Go has two allocation primitives: new and make. Both are functions. Or use Composite Literals to create instances.

Composite Literals

To create a new instance:

// by field order.
f := File{fd, name, nil, 0}

// by field names; missing fiels will have zero values.
f := File{fd: fd, name: name}

new()

Unlike its namesakes in some other languages it does not initialize the memory, it only zeros it. new(T) returns a pointer (*T) to a newly allocated zero value of type T. (As Go doesn’t have constructors, the value will be initialised to T's zero value.)

The expressions new(Foo) and &Foo{} are equivalent.

make()

make() is used for slices, maps, or channels. make() allocates memory on the heap and initializes and puts zero or empty strings into values.

These three types represent references to data structures that must be initialized before use, e.g. for slice: a pointer to the underlying array, length, and capacity. ("initialized" means having meaning values, which may not be zero values.)

Unlike new(), make() returns the same type as its argument.

// make a map
a := make(map[int]string)

// make a slice
b := make([]string, 2, 10)

// make a channel
c := make(chan int, 1)
c <- 10
fmt.Println(<-c)

make() vs new()

make() is only used to create slices and maps and channels.
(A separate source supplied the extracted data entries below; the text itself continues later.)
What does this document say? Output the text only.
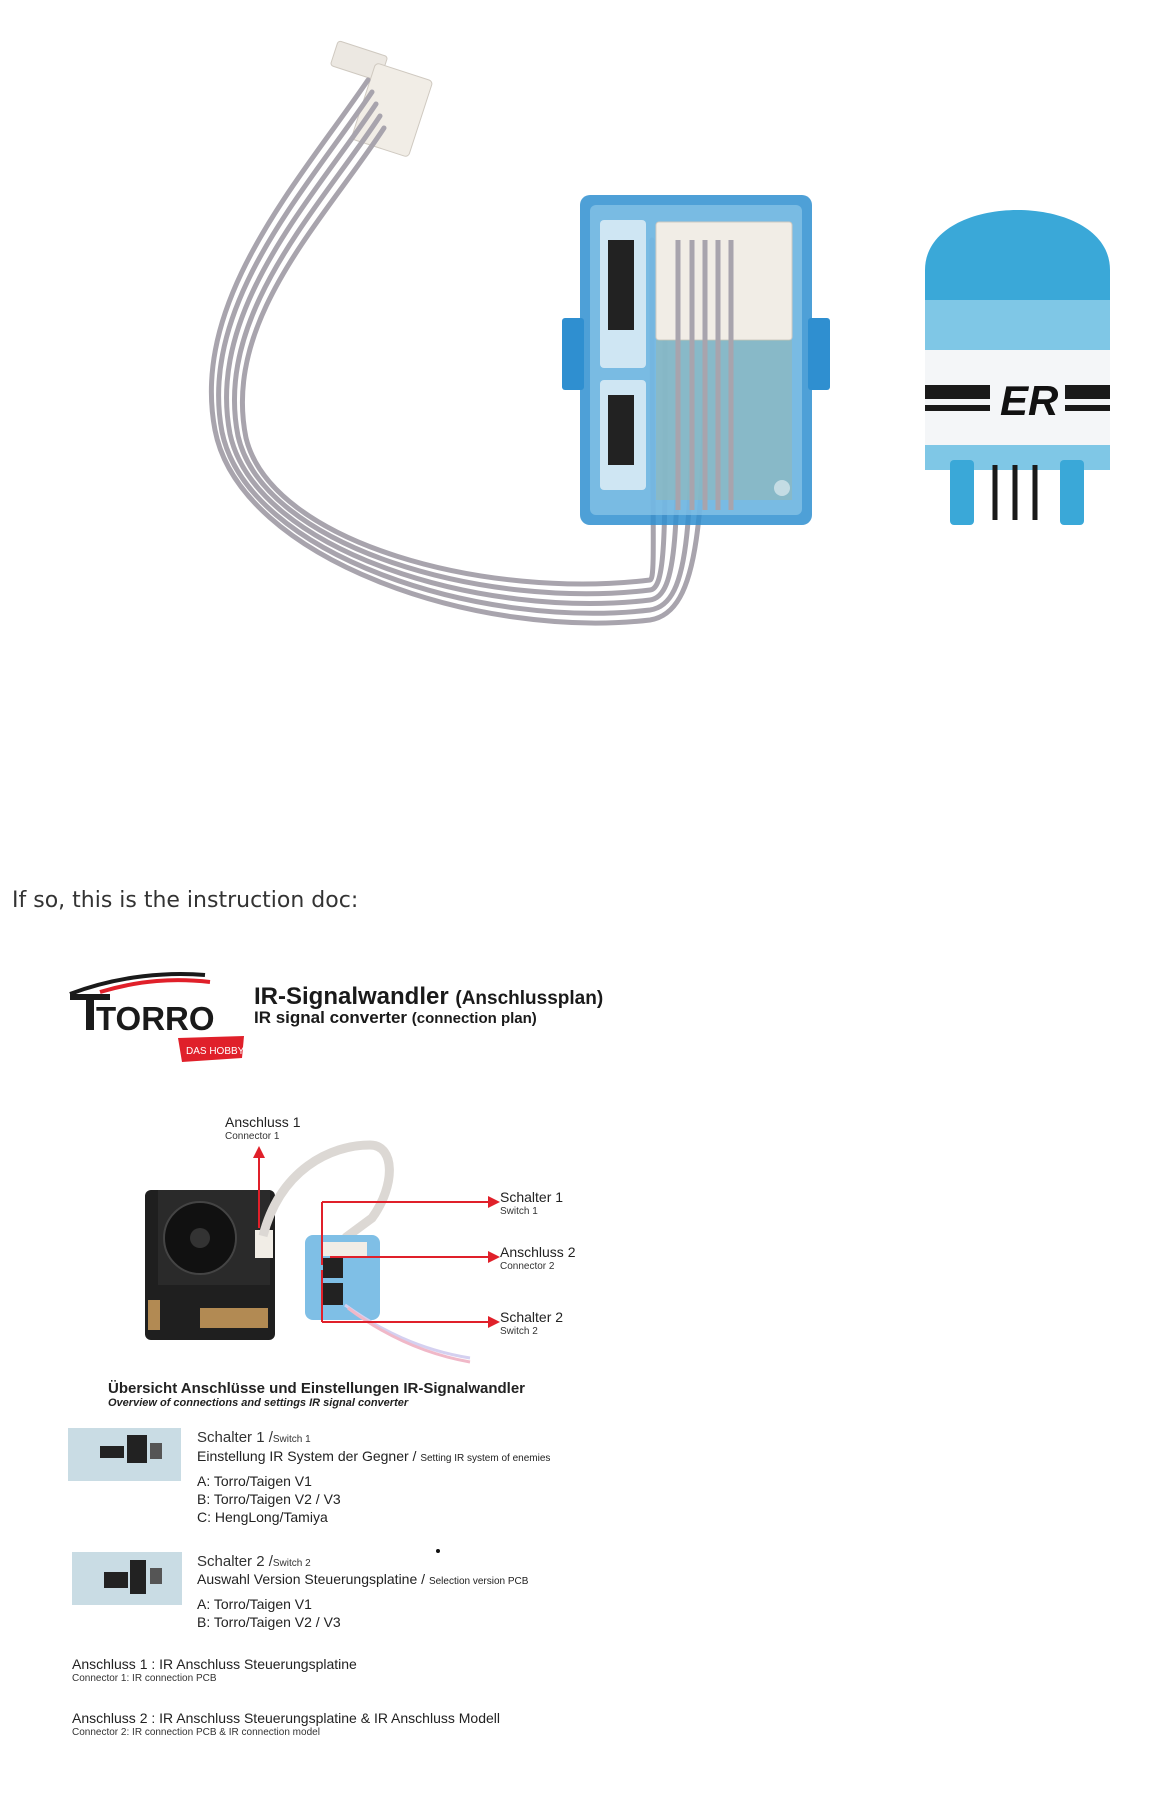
ER
If so, this is the instruction doc:
TORRO
DAS HOBBY
IR-Signalwandler (Anschlussplan)
IR signal converter (connection plan)
Anschluss 1
Connector 1
Schalter 1
Switch 1
Anschluss 2
Connector 2
Schalter 2
Switch 2
Übersicht Anschlüsse und Einstellungen IR-Signalwandler
Overview of connections and settings IR signal converter
Schalter 1 /Switch 1
Einstellung IR System der Gegner / Setting IR system of enemies
A: Torro/Taigen V1
B: Torro/Taigen V2 / V3
C: HengLong/Tamiya
Schalter 2 /Switch 2
Auswahl Version Steuerungsplatine / Selection version PCB
A: Torro/Taigen V1
B: Torro/Taigen V2 / V3
Anschluss 1 : IR Anschluss Steuerungsplatine
Connector 1: IR connection PCB
Anschluss 2 : IR Anschluss Steuerungsplatine & IR Anschluss Modell
Connector 2: IR connection PCB & IR connection model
The return of make() is initialized and ready to use. new() returns a pointer:

p := new(chan int)   // p has type: *chan int
c := make(chan int)  // c has type: chan int

For example:

  • v := make([]int, 10, 100): the slice v refers to a new array, with length 10 and capacity 100.
  • p := new([]int) returns a pointer to a newly allocated zeroed slice structure, *p == nil.

Rust

NO garbage collector.

// use stack
let a: char = 'a';

// use heap
let b = Box::new('b');

// b will be freed when it is out of scope
// or force free by mem::drop
mem::drop(b);

// reference counted pointer
let rc = Rc::new('c');

// atomically reference counted pointer
// can be safely used across threads
let arc = Arc::new('d');

Java

With garbage collection.

// use stack
char a = 'a';

// use heap
Character b = new Character('b');

// no way to free a or b, will be garbage collected

// reference that does not impact garbage collection
WeakReference<Character> weakRef = new WeakReference<>(ref);

// soft reference
SoftReference<Character> softRef = new SoftReference<>(ref);

All soft references to softly-reachable objects are guaranteed to be cleared before a JVM throws an OutOfMemoryError.

Weak Reference

Weak reference is a reference that does not protect the referenced object from collection by a garbage collector, the object will be garbage collected once they are not reachable elsewhere, even though this weak reference is still pointing to it.

Some garbage-collected languages support weak references, like Java (WeakReference class), C#, Python (weakref module), etc.